I first read (then promptly mostly forgot) Brave New World, as did many of us, in high school. Now I am reading it again because someone I care about is doing an assignment which includes discussion after each chapter, and I am honored to be, once again, the discussor du jour.

It is amazing what a couple of miles in the log book will do to ones' perspective. It is also interesting to note how different the view is from behind her eyeballs. Even though I was about the same the same age when I initially read Mr. Huxley's most famous work, her cognitions are wrapped around social injustice, political correctness and child abuse; I was just looking for the next dirty part. Yep, I was typically shallow then....probably still am.

The fascinating bit is that today, more than ever before, we actually have the technology to make Hux's nightmare a reality, and to do so with much greater finesse than he imagined back in the early 30's(?!?) No need to partially poison foetuses to make Gammas or Epsilons, just a judicious nip here and a tuck there on the old DNA helix, and voila! And throw out the incubators; I'm sure OctoMom would love to help populate the Castes.

Turns out we didn't need the hypnopaedia, either.
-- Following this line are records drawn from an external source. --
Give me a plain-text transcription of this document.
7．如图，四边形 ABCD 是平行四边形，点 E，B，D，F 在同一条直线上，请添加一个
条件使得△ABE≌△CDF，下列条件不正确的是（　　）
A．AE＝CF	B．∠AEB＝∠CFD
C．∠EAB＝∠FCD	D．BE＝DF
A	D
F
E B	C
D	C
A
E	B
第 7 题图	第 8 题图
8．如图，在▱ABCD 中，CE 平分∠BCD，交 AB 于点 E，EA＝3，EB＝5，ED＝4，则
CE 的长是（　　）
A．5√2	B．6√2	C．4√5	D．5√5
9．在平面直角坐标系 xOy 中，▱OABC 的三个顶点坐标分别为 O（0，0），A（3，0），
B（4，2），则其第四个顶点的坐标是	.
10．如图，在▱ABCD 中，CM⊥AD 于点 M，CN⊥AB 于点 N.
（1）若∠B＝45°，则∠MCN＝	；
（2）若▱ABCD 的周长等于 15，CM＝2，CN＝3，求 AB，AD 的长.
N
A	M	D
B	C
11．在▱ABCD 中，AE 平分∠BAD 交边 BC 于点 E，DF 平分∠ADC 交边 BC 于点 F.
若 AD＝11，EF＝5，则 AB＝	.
Television does the job quite nicely, and ever since it became the 'babysitter of choice,' we have simply handed over the indoctrination of our children to the kind folks on the far side of the screen. Surely they have no agenda. And what they miss, our schools cover. We seldom teach the kids to think. Just so they pass the friggin' test and make the numbers look good.

And talk about engineering for continuous consumption. Think of all the things we spend money on now that simply cannot be repaired. Cell phone broke? Can't really fix it, and a new one will toast bagels for the same price! (Speaking of cell phones, what ever happened to the concern over brain cancer? Was that resolved in our favor? Or did profit possibilities tip the scales?)

I could make a list of 'throw away' consumer products, but it would be obsolete before it was complete, right?

You know the old saying, "It's not bragging if you can do it"? Well, it's not far-out fantasy and science fiction if it's happening!